Cooking wild hog is a bit different from cooking a domestic porker, but the results can be just as delicious.
First of all there is little or no marbling of fat. Wild hog is more akin to venison in this respect, so it tends to cook a little on the dry side. A long, slow smoke of big pieces — like half a hog — produces great results.
The best “eating size” hog weighs between from 50 to 100 pounds on the hoof. Bigger sows are OK, but boars tend to be musky after maturing. Smaller piglets, split and cooked whole, are excellent.
While domestic, store-bought pork can be eaten safely at lower temperatures, wild hog meat should be cooked to an internal temperature of 150-160 degrees to be on the safe side. Pork to be cooked for pulling should reach 195 degrees over a long, slow cooking process. At 195 degree, the collagen in meat breaks down, creating the tenderness needed for it to be pulled.
A popular use of wild hog is processed sausage, either ground or smoked, and many processors will accept a pig. Many hunters will mix wild hog and deer together in their smoked sausage with excellent results.

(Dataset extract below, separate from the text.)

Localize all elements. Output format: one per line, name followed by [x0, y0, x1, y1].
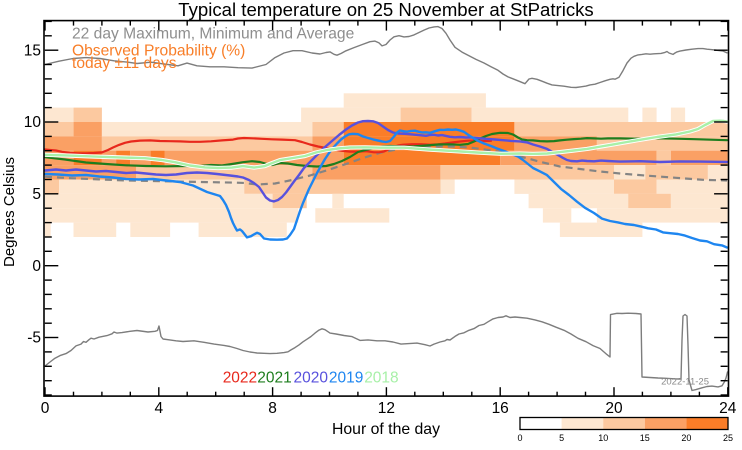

2 pounds boneless shoulder or butt
½ pound bacon
1 cup chopped onions
2 cloves of garlic
1 cup ketchup
½ cup red wine vinegar
¼ cup Worcestershire sauce
¼ cup brown sugar
Rice, salt and pepper
Cut pork into 1-inch cubes. Cook bacon until crips in a heavy pan or Dutch oven, cook bacon until crisp.
Remove bacon, crumble and set aside.
In a bowl, mix other ingredients, except pork and rice.
Brown pork in bacon drippings. Add bowl of ingredients to pork. Stir well. Cover and simmer for about 1 hour, or until meat is tender. Stir occasionally.
Prepare rice, and serve meat over rice.